Biznesowo opłacalne?

Czterodniowy tydzień pracy firma Microsoft już przetestowała w swoich japońskich oddziałach. Okazało się, że wydajność wszystkich 2300 pracowników przez 4 dni była większa, niż w tradycyjnym pięciodniowym trybie pracy. W efekcie obniżanie wynagrodzeń nie było konieczne.

Także koncern Unilever ogłosił, że przetestuje krótszy tydzień pracy wśród wszystkich swoich pracowników w Nowej Zelandii. Pozwoli im zdecydować, w które cztery dni chcą pracować. Zamierza jednak – w przeciwieństwie do projektu hiszpańskiego – wypłacać pełne wynagrodzenia, takie jak za pięć dni pracy. Celem eksperymentu nie jest walka z bezrobociem, a sprawdzenie czy skrócenie tygodnia pracy o jeden dzień opłaca się z biznesowego punktu widzenia.

Nie tylko Hiszpania

Jakiś czas temu cztery dni pracy w tygodniu rozważano w Niemczech. Inicjatorem był IG Metall, czyli niemiecki związek zawodowy zrzeszający ponad 2 miliony pracowników z branży przemysłowej. Szef związkowców Joerg Hofmann sugerował wówczas, że krótszy tydzień pracy pozwoli uniknąć redukcji miejsc pracy.

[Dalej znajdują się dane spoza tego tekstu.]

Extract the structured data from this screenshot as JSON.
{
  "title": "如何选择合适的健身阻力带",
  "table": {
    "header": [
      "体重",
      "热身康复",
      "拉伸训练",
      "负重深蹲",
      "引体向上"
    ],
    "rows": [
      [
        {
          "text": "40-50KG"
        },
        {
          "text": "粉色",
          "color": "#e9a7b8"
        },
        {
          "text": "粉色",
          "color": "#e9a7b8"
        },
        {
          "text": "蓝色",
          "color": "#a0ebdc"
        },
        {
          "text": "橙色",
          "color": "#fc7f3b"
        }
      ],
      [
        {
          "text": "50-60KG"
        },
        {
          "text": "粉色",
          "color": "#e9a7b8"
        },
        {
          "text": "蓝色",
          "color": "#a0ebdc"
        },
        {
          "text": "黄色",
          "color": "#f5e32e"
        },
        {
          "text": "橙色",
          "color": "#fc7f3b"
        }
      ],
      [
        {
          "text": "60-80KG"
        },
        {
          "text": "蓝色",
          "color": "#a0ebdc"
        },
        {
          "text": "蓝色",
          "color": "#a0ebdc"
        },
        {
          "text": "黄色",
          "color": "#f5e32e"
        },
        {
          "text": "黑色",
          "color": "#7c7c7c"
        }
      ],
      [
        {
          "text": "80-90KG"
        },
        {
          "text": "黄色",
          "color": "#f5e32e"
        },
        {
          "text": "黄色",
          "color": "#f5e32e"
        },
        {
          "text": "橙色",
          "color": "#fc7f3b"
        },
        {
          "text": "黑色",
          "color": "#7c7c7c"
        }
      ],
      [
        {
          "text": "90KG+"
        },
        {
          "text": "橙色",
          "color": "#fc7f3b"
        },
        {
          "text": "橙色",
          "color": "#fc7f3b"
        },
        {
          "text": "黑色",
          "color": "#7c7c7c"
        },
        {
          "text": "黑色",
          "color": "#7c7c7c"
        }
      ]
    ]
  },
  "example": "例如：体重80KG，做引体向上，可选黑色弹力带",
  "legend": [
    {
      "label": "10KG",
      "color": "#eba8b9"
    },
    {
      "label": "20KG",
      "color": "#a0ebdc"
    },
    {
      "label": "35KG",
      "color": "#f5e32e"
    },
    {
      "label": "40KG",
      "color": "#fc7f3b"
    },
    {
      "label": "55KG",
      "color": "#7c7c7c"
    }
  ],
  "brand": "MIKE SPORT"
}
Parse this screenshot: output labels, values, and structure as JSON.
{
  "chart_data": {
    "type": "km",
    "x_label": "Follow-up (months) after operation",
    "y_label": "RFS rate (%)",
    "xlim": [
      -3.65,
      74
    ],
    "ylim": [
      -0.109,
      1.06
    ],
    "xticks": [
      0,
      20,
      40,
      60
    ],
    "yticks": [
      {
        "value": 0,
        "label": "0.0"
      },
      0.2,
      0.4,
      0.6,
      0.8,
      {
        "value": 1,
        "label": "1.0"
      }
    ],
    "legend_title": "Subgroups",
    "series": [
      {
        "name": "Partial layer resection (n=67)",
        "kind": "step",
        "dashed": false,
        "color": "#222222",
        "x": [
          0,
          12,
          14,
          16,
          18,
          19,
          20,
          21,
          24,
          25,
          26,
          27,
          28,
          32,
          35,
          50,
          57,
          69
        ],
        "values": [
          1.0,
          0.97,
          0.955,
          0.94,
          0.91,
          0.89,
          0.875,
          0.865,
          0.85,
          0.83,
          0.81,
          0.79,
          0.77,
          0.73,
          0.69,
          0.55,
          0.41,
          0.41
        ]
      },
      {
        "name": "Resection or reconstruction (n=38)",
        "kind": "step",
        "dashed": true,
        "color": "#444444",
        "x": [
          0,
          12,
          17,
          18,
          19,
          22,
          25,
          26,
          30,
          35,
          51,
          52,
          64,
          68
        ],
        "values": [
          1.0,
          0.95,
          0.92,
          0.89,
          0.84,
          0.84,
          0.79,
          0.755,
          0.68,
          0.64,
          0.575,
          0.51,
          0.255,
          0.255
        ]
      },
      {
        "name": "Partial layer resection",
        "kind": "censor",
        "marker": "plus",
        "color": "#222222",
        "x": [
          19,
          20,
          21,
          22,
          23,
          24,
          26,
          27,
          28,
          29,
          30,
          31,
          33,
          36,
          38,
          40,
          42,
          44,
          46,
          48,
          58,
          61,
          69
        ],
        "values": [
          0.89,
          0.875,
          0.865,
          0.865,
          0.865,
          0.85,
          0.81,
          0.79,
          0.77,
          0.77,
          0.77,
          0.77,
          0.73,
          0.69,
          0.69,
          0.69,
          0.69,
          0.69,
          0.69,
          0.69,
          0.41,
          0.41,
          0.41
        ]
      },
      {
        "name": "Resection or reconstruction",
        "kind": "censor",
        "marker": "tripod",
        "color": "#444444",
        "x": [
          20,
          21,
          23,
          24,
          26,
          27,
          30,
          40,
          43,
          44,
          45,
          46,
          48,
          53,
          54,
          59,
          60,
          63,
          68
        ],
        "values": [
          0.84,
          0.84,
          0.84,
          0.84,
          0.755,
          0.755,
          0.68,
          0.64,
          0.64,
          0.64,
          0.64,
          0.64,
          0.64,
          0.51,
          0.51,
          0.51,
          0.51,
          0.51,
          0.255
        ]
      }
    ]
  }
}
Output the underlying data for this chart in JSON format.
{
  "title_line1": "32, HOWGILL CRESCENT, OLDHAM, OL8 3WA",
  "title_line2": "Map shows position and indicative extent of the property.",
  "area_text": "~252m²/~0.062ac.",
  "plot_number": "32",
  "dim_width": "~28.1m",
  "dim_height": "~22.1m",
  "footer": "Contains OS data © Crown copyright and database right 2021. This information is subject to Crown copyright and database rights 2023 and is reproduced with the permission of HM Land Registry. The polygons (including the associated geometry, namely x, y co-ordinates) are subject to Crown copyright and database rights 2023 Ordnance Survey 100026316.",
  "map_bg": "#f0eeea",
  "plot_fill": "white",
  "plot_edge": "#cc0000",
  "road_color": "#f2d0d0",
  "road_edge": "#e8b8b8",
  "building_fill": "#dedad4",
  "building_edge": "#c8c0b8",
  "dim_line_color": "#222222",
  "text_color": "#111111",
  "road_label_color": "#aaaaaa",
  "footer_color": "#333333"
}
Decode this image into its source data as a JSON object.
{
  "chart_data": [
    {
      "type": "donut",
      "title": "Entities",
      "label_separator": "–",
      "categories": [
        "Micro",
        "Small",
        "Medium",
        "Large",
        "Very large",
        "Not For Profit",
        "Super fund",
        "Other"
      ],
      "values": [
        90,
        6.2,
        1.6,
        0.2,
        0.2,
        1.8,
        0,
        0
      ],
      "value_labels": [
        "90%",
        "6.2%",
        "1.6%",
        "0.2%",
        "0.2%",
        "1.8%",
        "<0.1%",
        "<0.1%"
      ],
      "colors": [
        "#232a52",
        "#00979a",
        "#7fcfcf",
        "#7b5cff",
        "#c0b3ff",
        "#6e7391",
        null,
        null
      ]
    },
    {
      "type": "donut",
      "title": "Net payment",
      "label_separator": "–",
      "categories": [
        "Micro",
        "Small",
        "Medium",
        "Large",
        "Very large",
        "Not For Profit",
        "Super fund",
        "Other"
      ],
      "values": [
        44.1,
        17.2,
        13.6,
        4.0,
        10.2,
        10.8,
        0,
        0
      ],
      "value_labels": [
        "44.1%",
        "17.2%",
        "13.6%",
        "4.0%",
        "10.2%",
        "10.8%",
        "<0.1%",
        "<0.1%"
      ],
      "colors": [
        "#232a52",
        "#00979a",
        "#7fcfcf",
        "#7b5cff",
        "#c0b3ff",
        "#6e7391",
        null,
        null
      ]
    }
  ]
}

Podobnie jest w Wielkiej Brytanii. Jak pisano w  „The Guardian”, polityk brytyjskiej Partii Pracy John McDonnell, który pełni funkcję kanclerza skarbu w gabinecie cieni, uważa, że największe kraje europejskie powinny szybko wprowadzić czterodniowy tydzień pracy. List w tej sprawie dostali: premier Wielkiej Brytanii Boris Johnson, kanclerz Niemiec Angela Merkel, premier Hiszpanii Pedro Sánchez i niektórzy inni europejscy przywódcy. Poparcie dla pomysłu wyrazili już lewicowi politycy i związkowcy.

Autorzy listu podkreślili długą historię godzenia się przez pracowników na skrócenie tygodnia w celu ratowania miejsc pracy. Ich zdaniem, konieczne jest ponowne przemyślenie systemów pracy także po to, by ograniczyć zużycie energii i wesprzeć walkę z kryzysem klimatycznym. – Ze względu na rozwój cywilizacji i dobro społeczeństwa nadeszła chwila, aby skorzystać z możliwości skrócenia godzin pracy bez utraty wynagrodzenia – zaznaczają brytyjscy laburzyści.

Ideę krótszego czasu pracy jednoznacznie popiera premier Finlandii Sanna Marin. Natomiast we Francji temat czterodniowego tygodnia pracy nie jest przedmiotem debat. Francuzi podkreślają, że w ich kraju od 2002 roku zatrudnieni pracują nie po 8, lecz po 7 godzin dziennie. 35-godzinny tydzień pracy dla etatowców zaczął obowiązywać w ramach reform wprowadzonych w latach 1998-2001 przez socjalistyczny rząd Lionela Jospina.

Tegoroczna pandemia sprzyja dyskusjom o reformie czasu pracy. Czy Waszym zdaniem skrócenie tygodnia pracy to dobra metoda na walkę z kryzysem?